Marcus Braga, OBEGEF
A discussão do triângulo da fraude continua atual, mas a metodologia da construção da obra de Donald Ray Cressey tem muito a nos ensinar em pleno Século XXI.
Donald Ray Cressey (27 de abril de 1919 - 21 de julho de 1987) se tornou notório pelo seu artigo “Other people's money; a study of the social psychology of embezzlement”, publicado nos Estados Unidos em 1953 e que serve de base teórica para o triângulo da fraude, uma ideia importada do triângulo do fogo (combustível, comburente e temperatura inicial) e que até hoje ainda pauta as discussões de causalidade e prevenção de fraudes, com evoluções de outros autores de quadriláteros da fraude e outras formas geométricas.
A obra de Cressey citada tem suas conclusões resumidas pelo trecho a seguir:
Pessoas confiáveis se tornam violadores da confiança financeira, quando elas consideram que têm um problema financeiro, que não pode ser compartilhado, e estão cientes de que este problema pode ser resolvido secretamente pela violação de confiabilidade e conseguem aplicar, à sua própria conduta, verbalizações que lhes possibilitem ajustar seus conceitos de si mesmas como pessoas confiáveis e como usuários de fundos e propriedades que a elas foram confiados.
Apesar de Cressey não utilizar essa tipologia geométrica, essas ideias foram se vulgarizando de forma didática pelo chamado “Triangulo da fraude”, como situações que favorecem a ocorrência destas, representadas pelos seguintes lados do triângulo: i) Pressão (ou Motivação); ii) Oportunidade; e iii) Racionalização.
Entretanto, pouca gente sabe da metodologia utilizada por Cressey para construir os conceitos que sustentam a ideia de triângulo da fraude. No seu doutoramento em criminologia na Universidade de Indiana (EUA), debruçando-se no comportamento de fraudadores, entrevistou cerca de 200 detentos condenados por fraudes e a partir daí construiu a sua tese, que permanece robusta até hoje.
A abordagem sistêmica do fenômeno da fraude sistematizando a causalidade em uma estrutura de aplicação viável foi de uma genialidade formidável, e possibilitou, em termos simples, a popularização dessa visão, o que permite a construção de dispositivos e de uma cultura antifraude nas organizações.

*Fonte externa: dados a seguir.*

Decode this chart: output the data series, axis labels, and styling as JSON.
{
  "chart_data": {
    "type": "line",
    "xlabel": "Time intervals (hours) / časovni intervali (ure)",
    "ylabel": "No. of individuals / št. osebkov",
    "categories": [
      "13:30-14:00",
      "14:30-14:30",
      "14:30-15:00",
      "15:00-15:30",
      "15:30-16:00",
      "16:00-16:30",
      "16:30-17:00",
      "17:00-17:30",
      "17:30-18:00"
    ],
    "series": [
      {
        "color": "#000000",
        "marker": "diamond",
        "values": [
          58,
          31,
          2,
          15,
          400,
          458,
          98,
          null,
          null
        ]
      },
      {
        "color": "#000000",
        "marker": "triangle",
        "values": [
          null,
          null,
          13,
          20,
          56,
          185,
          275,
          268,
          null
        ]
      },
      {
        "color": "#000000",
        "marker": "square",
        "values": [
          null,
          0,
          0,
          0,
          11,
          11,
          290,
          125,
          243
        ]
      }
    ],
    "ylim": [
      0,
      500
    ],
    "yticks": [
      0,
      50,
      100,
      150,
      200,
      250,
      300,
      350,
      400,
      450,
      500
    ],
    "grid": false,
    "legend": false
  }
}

Passados mais de sete décadas, o fabuloso Cressey ainda nos alerta, nesse mundo hiperconectado, de redes sociais, da economia da atenção, das Fake News e da inteligência artificial, de que a fraude não importa pelo seu aspecto típico, pitoresco, e sim pela sua causalidade, pelo estudo da sua raiz, na discussão da suficiência das salvaguardas adotadas.
Sobressaltados por uma cultura de escândalos, esquecemos a lição de Cressey, de olhar as fraudes pelo seu aspecto sistêmico, estrutural e transversal, na busca de construir a mitigação mudando arranjos, fluxos e dispositivos, abordando a questão com maturidade e a sistematização necessária.
Uma visão plural e moderna que por vezes parece esquecida no debate atual da fraude, inflamado de moralismos e de maniqueísmos, ignorando tantos avanços no conhecimento da natureza humana, onde a obra do Cressey foi uma das robustas contribuições, e que precisam permear o debate, as políticas e normas no que se refere a luta de mitigação de fraudes em todas as espécies.